Back in the gallery there is a block of explanatory text mounted on the wall under a small photograph. We’re at the Turner Prize private view, so the place is packed and I have to shuffle forward, peering over a tartan shoulder in order to read; Title: ShedBoatShed. The small photograph depicts the boat; a ‘Weidling,’ that the artist claims to have made with the planks I’ve just witnessed. In the manner of Angus Deaton in ‘Have I got News for You?’ I feel that the word allegedly, should be inserted somewhere. The ‘Weidling,’ a local German design similar to a gondola, is claimed by the artist to have carried the remains of the shed on a journey down the Rhine. On reaching the museum in Basel where Stirling’s exhibition was to be held, the artist “…unloaded the boat, and then rebuilt the shed pretty much as it was 10km up the river.” Nice idea, Global Challenge skipper Andy Dare and I inspect the shed for a second time. ‘Did he really…?!” The private view party tumbles out of the Tate and re-groups in the nearest bar. Between moving location, impressively, I manage to exchange the party of nominee Darren Almond, by whom I was invited, for that of another Turner prize nominee, Jim Lambie. It is circa three am when a mutual friend of Lambie and Stirling [they both studied at Glasgow School of Art] turned to me to disclose, that the shed planks voyaged to Basel not by hand-crafted ‘Weidling,’ but by Fed-Ex! Take into account that we had been drinking since eight and such statements can only be taken with the proverbial pinch of salt. The exhibition remains open until 22 January. I suggest you judge for yourself!
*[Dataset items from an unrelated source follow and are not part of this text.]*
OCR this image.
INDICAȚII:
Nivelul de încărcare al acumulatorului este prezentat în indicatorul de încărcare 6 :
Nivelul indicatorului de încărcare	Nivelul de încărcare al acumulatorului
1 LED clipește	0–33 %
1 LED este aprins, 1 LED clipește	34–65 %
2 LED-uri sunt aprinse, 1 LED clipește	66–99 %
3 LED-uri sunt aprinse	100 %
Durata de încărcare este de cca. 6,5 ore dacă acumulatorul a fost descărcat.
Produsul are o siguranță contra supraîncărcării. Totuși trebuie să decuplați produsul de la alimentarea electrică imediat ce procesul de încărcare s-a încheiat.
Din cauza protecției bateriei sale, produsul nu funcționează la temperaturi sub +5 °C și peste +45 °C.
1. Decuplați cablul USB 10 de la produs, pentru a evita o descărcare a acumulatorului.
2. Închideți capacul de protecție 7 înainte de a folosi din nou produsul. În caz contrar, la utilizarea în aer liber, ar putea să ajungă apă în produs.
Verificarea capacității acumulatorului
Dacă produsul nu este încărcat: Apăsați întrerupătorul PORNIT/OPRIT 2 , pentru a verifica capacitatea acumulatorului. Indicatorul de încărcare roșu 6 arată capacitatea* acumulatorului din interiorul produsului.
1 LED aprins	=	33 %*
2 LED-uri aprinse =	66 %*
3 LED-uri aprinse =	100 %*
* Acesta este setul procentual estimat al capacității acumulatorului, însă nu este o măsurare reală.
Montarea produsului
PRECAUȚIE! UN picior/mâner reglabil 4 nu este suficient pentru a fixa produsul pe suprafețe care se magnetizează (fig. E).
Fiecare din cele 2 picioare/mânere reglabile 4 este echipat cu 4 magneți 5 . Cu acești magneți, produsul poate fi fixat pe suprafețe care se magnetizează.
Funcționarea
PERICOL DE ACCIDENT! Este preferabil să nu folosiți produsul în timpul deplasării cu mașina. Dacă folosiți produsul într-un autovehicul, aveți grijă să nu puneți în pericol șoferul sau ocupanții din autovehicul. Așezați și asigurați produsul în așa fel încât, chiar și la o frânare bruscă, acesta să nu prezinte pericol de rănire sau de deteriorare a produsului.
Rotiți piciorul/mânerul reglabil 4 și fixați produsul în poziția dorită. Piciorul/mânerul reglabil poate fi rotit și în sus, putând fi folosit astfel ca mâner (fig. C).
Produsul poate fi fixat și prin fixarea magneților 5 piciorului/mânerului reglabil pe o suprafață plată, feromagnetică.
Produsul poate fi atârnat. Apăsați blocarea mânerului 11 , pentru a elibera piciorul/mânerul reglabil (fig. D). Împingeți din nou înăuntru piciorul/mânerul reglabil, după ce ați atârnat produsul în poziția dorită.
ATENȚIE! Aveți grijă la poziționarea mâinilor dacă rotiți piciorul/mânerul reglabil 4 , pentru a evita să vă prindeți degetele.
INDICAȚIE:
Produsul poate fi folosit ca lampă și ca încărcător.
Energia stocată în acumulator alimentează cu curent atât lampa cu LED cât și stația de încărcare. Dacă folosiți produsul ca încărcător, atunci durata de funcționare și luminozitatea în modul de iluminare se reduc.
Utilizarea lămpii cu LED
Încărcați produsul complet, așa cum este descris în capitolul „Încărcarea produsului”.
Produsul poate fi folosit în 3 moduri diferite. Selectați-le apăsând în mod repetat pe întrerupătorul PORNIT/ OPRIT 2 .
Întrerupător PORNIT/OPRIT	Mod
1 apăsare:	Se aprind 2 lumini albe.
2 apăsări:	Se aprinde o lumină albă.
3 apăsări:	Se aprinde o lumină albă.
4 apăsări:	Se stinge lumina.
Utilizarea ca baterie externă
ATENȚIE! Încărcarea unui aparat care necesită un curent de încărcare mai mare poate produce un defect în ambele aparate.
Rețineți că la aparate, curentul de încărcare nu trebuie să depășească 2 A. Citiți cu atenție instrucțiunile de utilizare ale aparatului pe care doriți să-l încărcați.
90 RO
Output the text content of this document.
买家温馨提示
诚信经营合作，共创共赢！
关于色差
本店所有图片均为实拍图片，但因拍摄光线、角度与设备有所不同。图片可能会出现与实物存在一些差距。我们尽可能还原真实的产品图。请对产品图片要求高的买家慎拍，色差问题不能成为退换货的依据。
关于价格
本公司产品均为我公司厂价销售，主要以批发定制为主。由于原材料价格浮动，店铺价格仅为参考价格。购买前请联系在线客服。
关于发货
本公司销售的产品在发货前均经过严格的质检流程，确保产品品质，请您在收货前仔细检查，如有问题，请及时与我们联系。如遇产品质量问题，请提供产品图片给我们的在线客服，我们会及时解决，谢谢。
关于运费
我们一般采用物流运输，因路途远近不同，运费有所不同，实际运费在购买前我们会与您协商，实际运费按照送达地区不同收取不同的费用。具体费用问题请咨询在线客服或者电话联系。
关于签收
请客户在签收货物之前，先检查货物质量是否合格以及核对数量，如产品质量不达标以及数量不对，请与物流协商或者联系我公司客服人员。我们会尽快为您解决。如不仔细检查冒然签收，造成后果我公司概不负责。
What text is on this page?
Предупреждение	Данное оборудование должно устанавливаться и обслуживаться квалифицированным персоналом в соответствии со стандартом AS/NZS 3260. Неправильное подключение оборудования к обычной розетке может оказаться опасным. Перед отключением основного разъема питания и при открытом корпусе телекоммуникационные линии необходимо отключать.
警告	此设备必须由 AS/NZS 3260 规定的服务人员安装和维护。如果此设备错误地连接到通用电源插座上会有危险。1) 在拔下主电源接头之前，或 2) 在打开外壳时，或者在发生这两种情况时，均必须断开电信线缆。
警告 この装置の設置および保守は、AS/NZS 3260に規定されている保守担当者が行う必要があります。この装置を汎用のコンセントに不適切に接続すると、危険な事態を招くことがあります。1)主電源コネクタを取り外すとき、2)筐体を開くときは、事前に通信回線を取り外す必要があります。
There are comparatively no lack of eye-witnesses who encountered Smithson’s ‘Floating Island,’ on Manhattan’s Hudson river and voiced its effect on the internet. Robert Smithson, who shot to fame in the 1970s as an 'environmental artist', is best known for the work, 'Spiral Jetty', a 1,500ft long by 15ft wide spiral jetty at Rozel Point in the Great Salt Lake, Utah. ‘Floating Island,’ was commissioned for the Whitney Museum of Art. The project team had anticipated more problems with the US Coast Guard, but to the USCG, ‘Floating Island,’ was just another barge as long as it is was free of people, signage and advertising. For tugboat operator Bob Henry, the experience was as good as when he towed a 65ft rubber blow-up doll through New York Harbour during a Steve Van Zandt-organised rock concert.

Is it a boat, is it an island or is it art?